Actually there is a revision to this code, dated 1996. (I'm not a lawyer, but I know one who dug this up.)
(d) Appraisal rights shall be perfected as follows: (2) ...The surviving or resulting corporation, either before the effective date of the merger or consolidation or within 10 days thereafter, shall notify each of the holders of any class or series of stock of such constituent corporation who are entitled to appraisal rights of the approval of the merger or consolidation and that appraisal rights are available for any or all of the shares of such class or series of stock of the constituent corporation, and shall include in such notice a copy of this section; [...] Any stockholder entitled to appraisal rights may, within 20 days after the date of mailing of the notice, demand in writing from the surviving or resulting corporation the appraisal of his shares. Such demand will be sufficient if it reasonably informs the corporation of the identity of the stockholder and that the stockholder intends thereby to demand the appraisal of such holder's shares.
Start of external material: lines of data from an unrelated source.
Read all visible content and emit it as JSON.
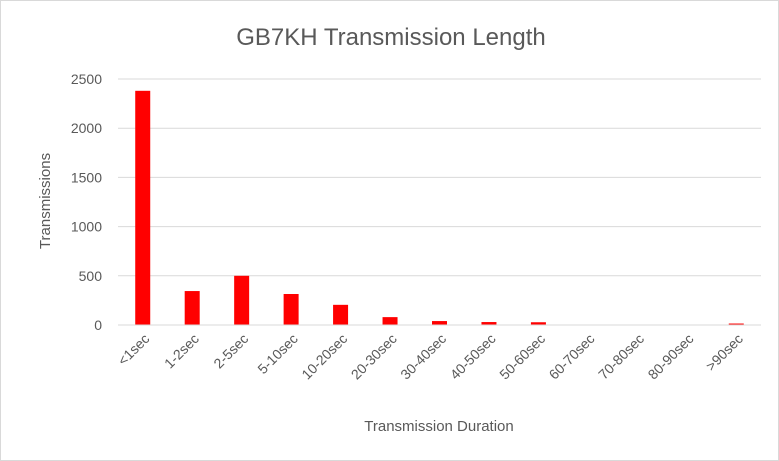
{
  "chart_data": {
    "type": "bar",
    "title": "GB7KH Transmission Length",
    "xlabel": "Transmission Duration",
    "ylabel": "Transmissions",
    "categories": [
      "<1sec",
      "1-2sec",
      "2-5sec",
      "5-10sec",
      "10-20sec",
      "20-30sec",
      "30-40sec",
      "40-50sec",
      "50-60sec",
      "60-70sec",
      "70-80sec",
      "80-90sec",
      ">90sec"
    ],
    "values": [
      2380,
      345,
      500,
      315,
      205,
      80,
      40,
      30,
      28,
      0,
      0,
      0,
      15
    ],
    "ylim": [
      0,
      2500
    ],
    "yticks": [
      0,
      500,
      1000,
      1500,
      2000,
      2500
    ],
    "grid": "horizontal",
    "legend": "none",
    "bar_color": "#ff0000",
    "grid_color": "#d9d9d9",
    "text_color": "#595959"
  }
}
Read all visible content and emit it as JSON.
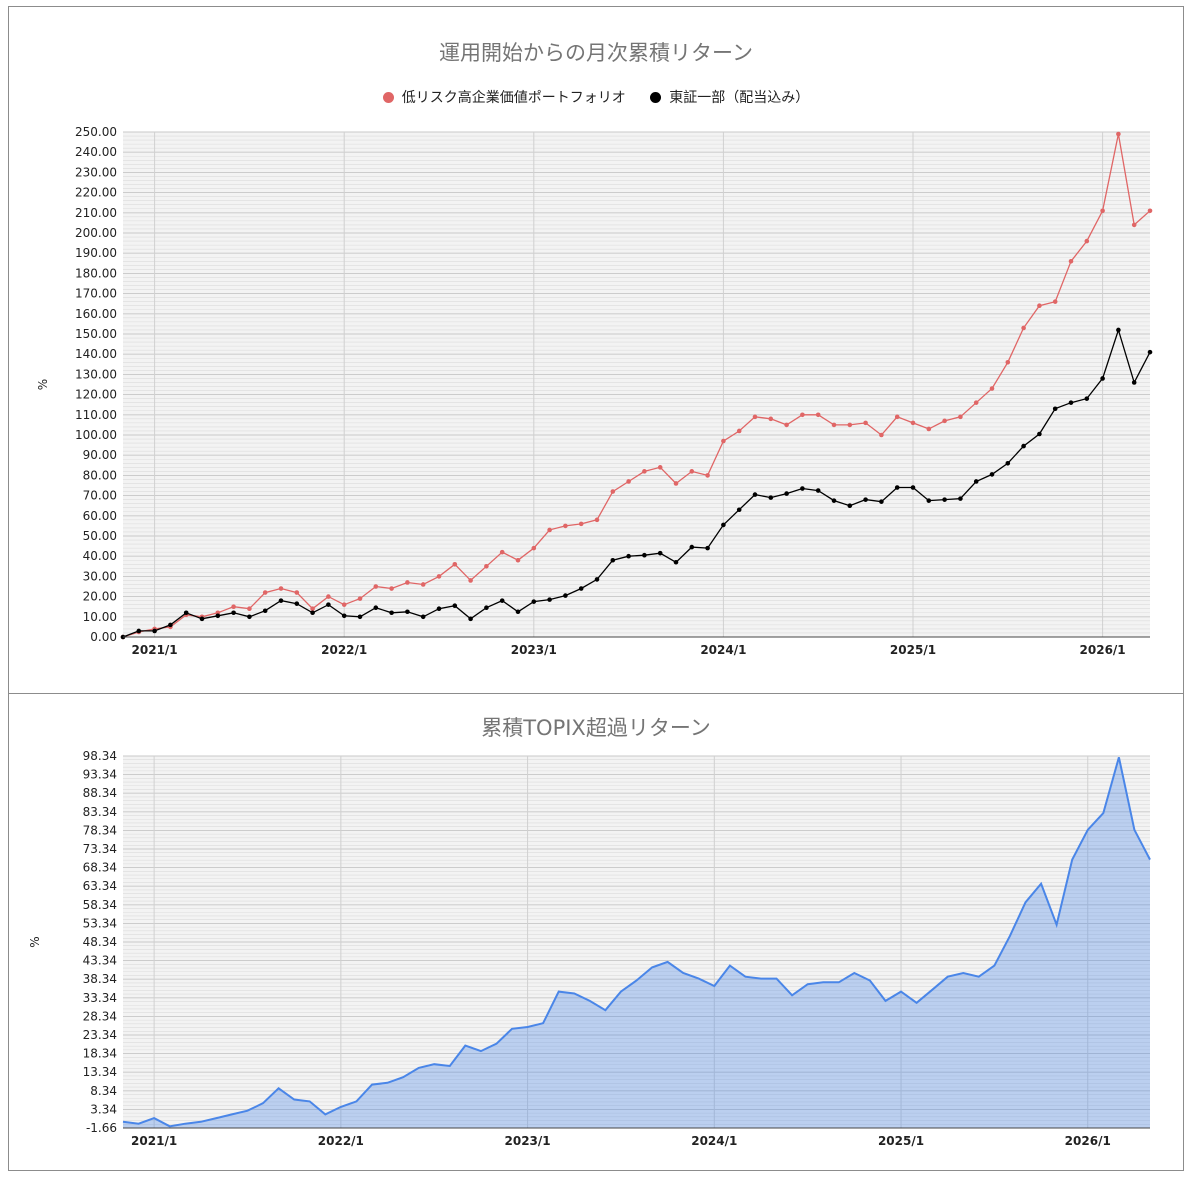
{
  "chart_data": [
    {
      "type": "line",
      "title": "運用開始からの月次累積リターン",
      "ylabel": "%",
      "ylim": [
        0,
        250
      ],
      "yticks": [
        "0.00",
        "10.00",
        "20.00",
        "30.00",
        "40.00",
        "50.00",
        "60.00",
        "70.00",
        "80.00",
        "90.00",
        "100.00",
        "110.00",
        "120.00",
        "130.00",
        "140.00",
        "150.00",
        "160.00",
        "170.00",
        "180.00",
        "190.00",
        "200.00",
        "210.00",
        "220.00",
        "230.00",
        "240.00",
        "250.00"
      ],
      "xticks": [
        "2021/1",
        "2022/1",
        "2023/1",
        "2024/1",
        "2025/1",
        "2026/1"
      ],
      "x_start": "2020/11",
      "legend_position": "top",
      "grid": true,
      "series": [
        {
          "name": "低リスク高企業価値ポートフォリオ",
          "color": "#e06666",
          "values": [
            0,
            2.5,
            4,
            5,
            11,
            10,
            12,
            15,
            14,
            22,
            24,
            22,
            14,
            20,
            16,
            19,
            25,
            24,
            27,
            26,
            30,
            36,
            28,
            35,
            42,
            38,
            44,
            53,
            55,
            56,
            58,
            72,
            77,
            82,
            84,
            76,
            82,
            80,
            97,
            102,
            109,
            108,
            105,
            110,
            110,
            105,
            105,
            106,
            100,
            109,
            106,
            103,
            107,
            109,
            116,
            123,
            136,
            153,
            164,
            166,
            186,
            196,
            211,
            249,
            204,
            211
          ]
        },
        {
          "name": "東証一部（配当込み）",
          "color": "#000000",
          "values": [
            0,
            3,
            3,
            6,
            12,
            9,
            10.5,
            12,
            10,
            13,
            18,
            16.5,
            12,
            16,
            10.5,
            10,
            14.5,
            12,
            12.5,
            10,
            14,
            15.5,
            9,
            14.5,
            18,
            12.5,
            17.5,
            18.5,
            20.5,
            24,
            28.5,
            38,
            40,
            40.5,
            41.5,
            37,
            44.5,
            44,
            55.5,
            63,
            70.5,
            69,
            71,
            73.5,
            72.5,
            67.5,
            65,
            68,
            67,
            74,
            74,
            67.5,
            68,
            68.5,
            77,
            80.5,
            86,
            94.5,
            100.5,
            113,
            116,
            118,
            128,
            152,
            126,
            141
          ]
        }
      ]
    },
    {
      "type": "area",
      "title": "累積TOPIX超過リターン",
      "ylabel": "%",
      "ylim": [
        -1.66,
        98.34
      ],
      "yticks": [
        "-1.66",
        "3.34",
        "8.34",
        "13.34",
        "18.34",
        "23.34",
        "28.34",
        "33.34",
        "38.34",
        "43.34",
        "48.34",
        "53.34",
        "58.34",
        "63.34",
        "68.34",
        "73.34",
        "78.34",
        "83.34",
        "88.34",
        "93.34",
        "98.34"
      ],
      "xticks": [
        "2021/1",
        "2022/1",
        "2023/1",
        "2024/1",
        "2025/1",
        "2026/1"
      ],
      "x_start": "2020/11",
      "grid": true,
      "series": [
        {
          "name": "",
          "color": "#4a86e8",
          "values": [
            0,
            -0.5,
            1,
            -1.2,
            -0.5,
            0,
            1,
            2,
            3,
            5,
            9,
            6,
            5.5,
            2,
            4,
            5.5,
            10,
            10.5,
            12,
            14.5,
            15.5,
            15,
            20.5,
            19,
            21,
            25,
            25.5,
            26.5,
            35,
            34.5,
            32.5,
            30,
            35,
            38,
            41.5,
            43,
            40,
            38.5,
            36.5,
            42,
            39,
            38.5,
            38.5,
            34,
            37,
            37.5,
            37.5,
            40,
            38,
            32.5,
            35,
            32,
            35.5,
            39,
            40,
            39,
            42,
            50,
            59,
            64,
            53,
            70.5,
            78.5,
            83,
            98,
            78.5,
            70.5
          ]
        }
      ]
    }
  ]
}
[pages and pages of crap deleted]
So it seems that we will all be receiving a notice, probably along with the proxy statement that allows us to vote for or against the merger.
It also seems that 7.5% is not a legal boundary, as any number of shareholders may or may not ask for appraisal, and the appraisal value is irrespective of the amount of shares requested for appraisal: it is simply a threshold over which Triarc MAY (or may not) terminate the agreement if too many people are granted too high a price.
If shares are appraised at a higher price, it does not stop the merger: it merely guarantees the deal which the appraisees will get.
Also, the costs of appraisal MAY (or may not) be passed to those requesting it, so it is advantageous to have as many people asking for it as possible.
Someone will have to represent the shareholders to the Court which is appraising the shares, as you can bet that Triarc will be there. I, personally, am a long way from Delaware. Counsel will probably be necessary, which costs $: therefore, again, it behooves us to collect as many stockholders as possible. Please e-mail Anthony if you haven't already (calcpacfp@aol.com). If we get enough people we may find someone willing to take the case on contingency...
My cursory reading of the case law surrounding what the Court counts as "fair value" for an appraisal indicates that we have a chance at more than $3.25, but $6 may not be realistic. Price before announcement of merger weighs heavily, trailing earnings (they don't use forward estimates), P/E multiples of analogous stocks, and book or asset value (if significant) come into play -- pretty much what you'd expect. Anyone have the 5-year growth figure? Baseline only goes back a few years...
Assuming 30%, trailing earnings of .16, and fair P/E of 30, we get $4.80. Price was $4 just before the announcement. Even assuming only 25 P/E we get $4. Anyone check the beverage industry for P/E lately? They're well above these figures. So it seems tough to justify anything less than $4/share.
Actually, if Triarc continues its free-fall, they may call off the merger anyway, as one of the optional terms is a minimum price of $15 on TRY.